CPT (Carriage Paid To) (... named place of destination)
The seller pays the freight for the carriage to the named point. Carrier means any person, who in contract for carriage undertakes to perform or to procure the performance of carriage by rail, road, sea, air, or any combination of these. The risk of loss is transferred at the time the seller has delivered the goods into the custody of the carrier. It is the correct and appropriate term for what some would have named as C&F via air carrier.

CIP (Carriage and Insurance Paid to) (. . . named place of destination)
CIP is the same as in CPT, except that insurance is included in the same sense of CIF. Also available for air as above.
There are other terms covering the seller's obligations beyond CIF, that delay transfer of risk and title until arrival or beyond. Although they are not common enough to describe here in detail, you should have general knowledge of them. One of these is DEQ Delivered Ex Quay (duty paid ... named port). This lets the buyer pick up the completed, customs cleared import at the overseas dock. Going even further, the opposite of the near zero obligations imposed on the seller under Ex Works terms, is the term DDP Delivered Duty Paid (... named place of destination in the country of importation). With DDP the seller assumes all responsibilities for shipping, clearing for import, and inland transportation to the selected point of delivery in the country specified by the buyer.

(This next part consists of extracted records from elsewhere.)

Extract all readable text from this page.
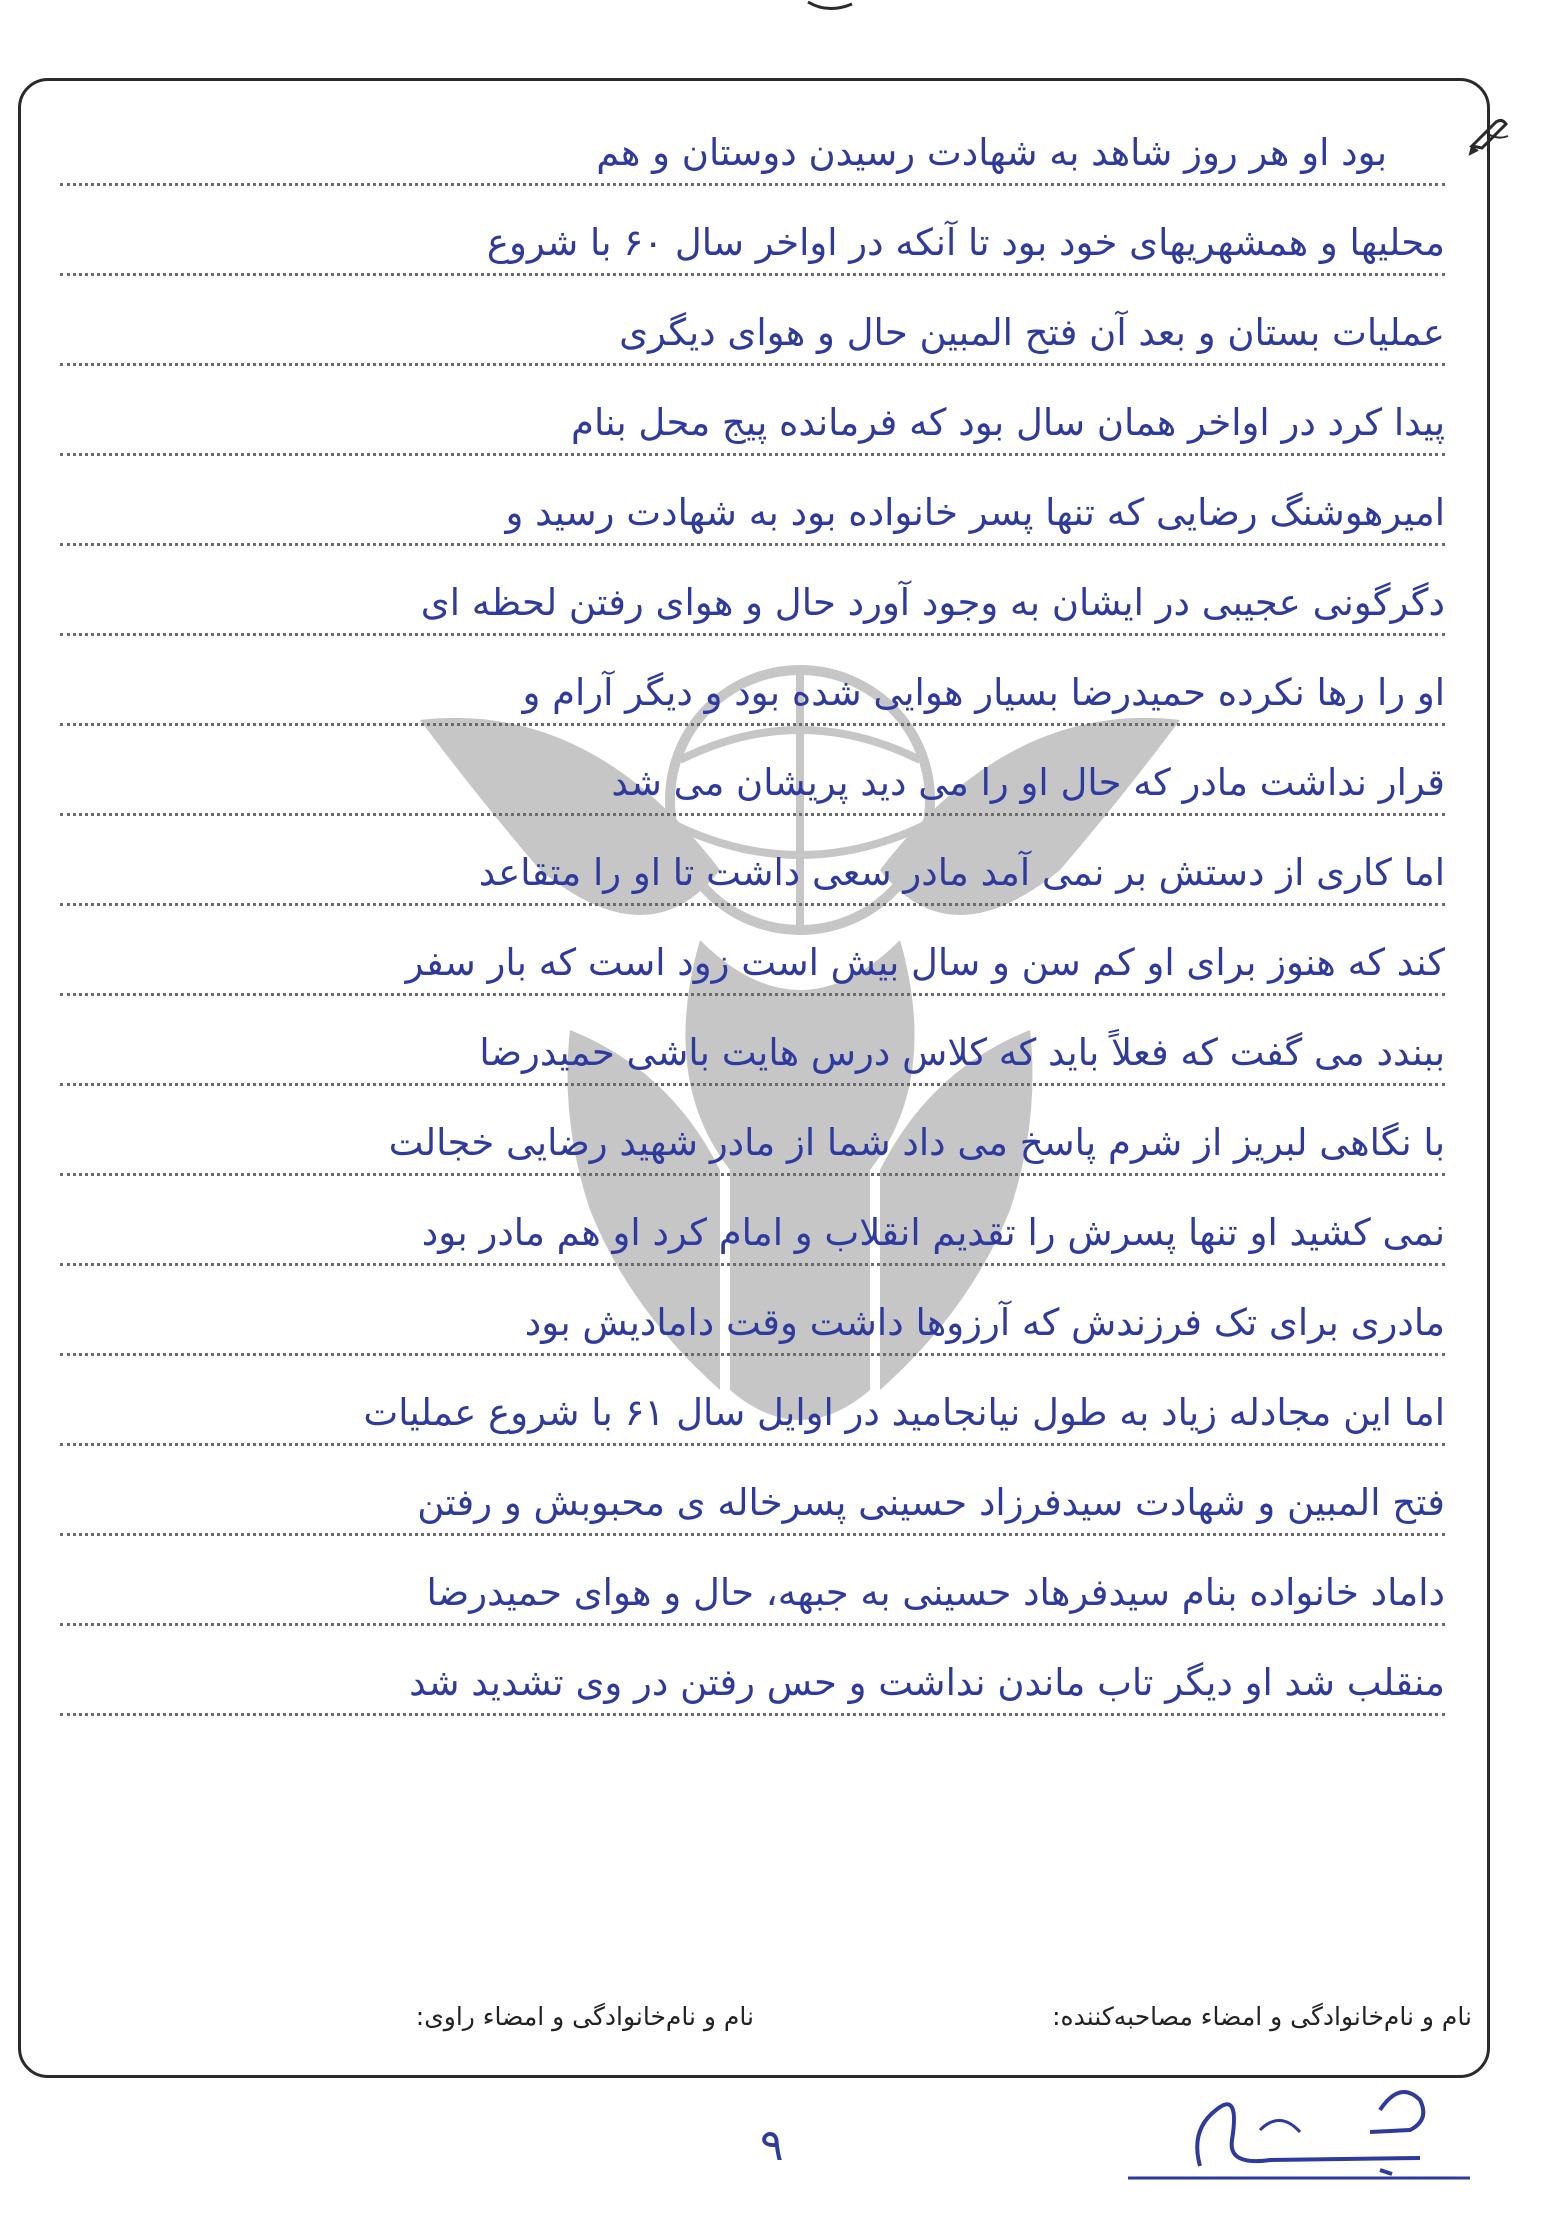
بود او هر روز شاهد به شهادت رسیدن دوستان و هم
محلیها و همشهریهای خود بود تا آنکه در اواخر سال ۶۰ با شروع
عملیات بستان و بعد آن فتح المبین حال و هوای دیگری
پیدا کرد در اواخر همان سال بود که فرمانده پیج محل بنام
امیرهوشنگ رضایی که تنها پسر خانواده بود به شهادت رسید و
دگرگونی عجیبی در ایشان به وجود آورد حال و هوای رفتن لحظه ای
او را رها نکرده حمیدرضا بسیار هوایی شده بود و دیگر آرام و
قرار نداشت مادر که حال او را می دید پریشان می شد
اما کاری از دستش بر نمی آمد مادر سعی داشت تا او را متقاعد
کند که هنوز برای او کم سن و سال بیش است زود است که بار سفر
ببندد می گفت که فعلاً باید که کلاس درس هایت باشی حمیدرضا
با نگاهی لبریز از شرم پاسخ می داد شما از مادر شهید رضایی خجالت
نمی کشید او تنها پسرش را تقدیم انقلاب و امام کرد او هم مادر بود
مادری برای تک فرزندش که آرزوها داشت وقت دامادیش بود
اما این مجادله زیاد به طول نیانجامید در اوایل سال ۶۱ با شروع عملیات
فتح المبین و شهادت سیدفرزاد حسینی پسرخاله ی محبوبش و رفتن
داماد خانواده بنام سیدفرهاد حسینی به جبهه، حال و هوای حمیدرضا
منقلب شد او دیگر تاب ماندن نداشت و حس رفتن در وی تشدید شد
نام و نام‌خانوادگی و امضاء مصاحبه‌کننده:
نام و نام‌خانوادگی و امضاء راوی:
۹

One of the most interesting changes in the new Incoterms is the manner of presentation in four groups as follows:

Group E
EXW (Ex Works) Goods available only at sellers own premises.
Group F
FCA (Free Carrier) Any transport mode or intermodal
FAS (Free Alongside Ship) Water transport only
FOB (Free On Board) Water bourne only
The main carriage is not paid and the seller is called upon to deliver the goods to a carrier who is appointed by the buyer.
Group C
CFR (Cost and Freight) Water bourne only
CIF (Cost, Insurance and Freight) Water bourne only
CPT (Carriage Paid To) Any transport mode or intermodal
CIP (Carriage and Insurance Paid To) Any transport mode or
The main carriage must be paid by the seller who has to contract for carriage, but without assuming the risk of loss or damage to the goods or additional costs incurred after shipment and dispatch.
Group D 
DAF (Delivered At Frontier) Rail or road primarily
DES (Delivered Ex Ship) Water bourne only
DEQ (Delivered Ex Quay) Water bourne only
DDU (Delivered Duty Unpaid) Any transport mode or intermodal
DDP (Delivery Duty Paid) Any transport mode or intermodal
Seller pays all freight and bears all risks to the point of the goods arrival at the named destination in the country of the buyer.

Sometimes it is believed the FOB contract differs from the CIF contract in terms of the first being a delivery contract and the second a shipment contract. However, the Group C terms are the same as the Group F terms in that the seller fulfills the contract in the country of dispatch. The Group C terms differ from all other groups, however, in that the risk for loss or damage passes after. shipment even though the seller must arrange and pay for the main carriage. It is for this reason that ICC strongly recommends against adding obligations of the seller to the Group C terms, such as some landed cost, which will very likely lead to misunderstandings, since the additional obligations occur after the seller is relieved of risks. ICC recommends the seller use terms "which do not attach the handing over of goods for carriage to shipment 'on board,' namely FCA, CPT or CIP instead of FOB, CFR and CIF." The reason for this is that today goods are usually delivered by the seller well before the goods are taken On Board.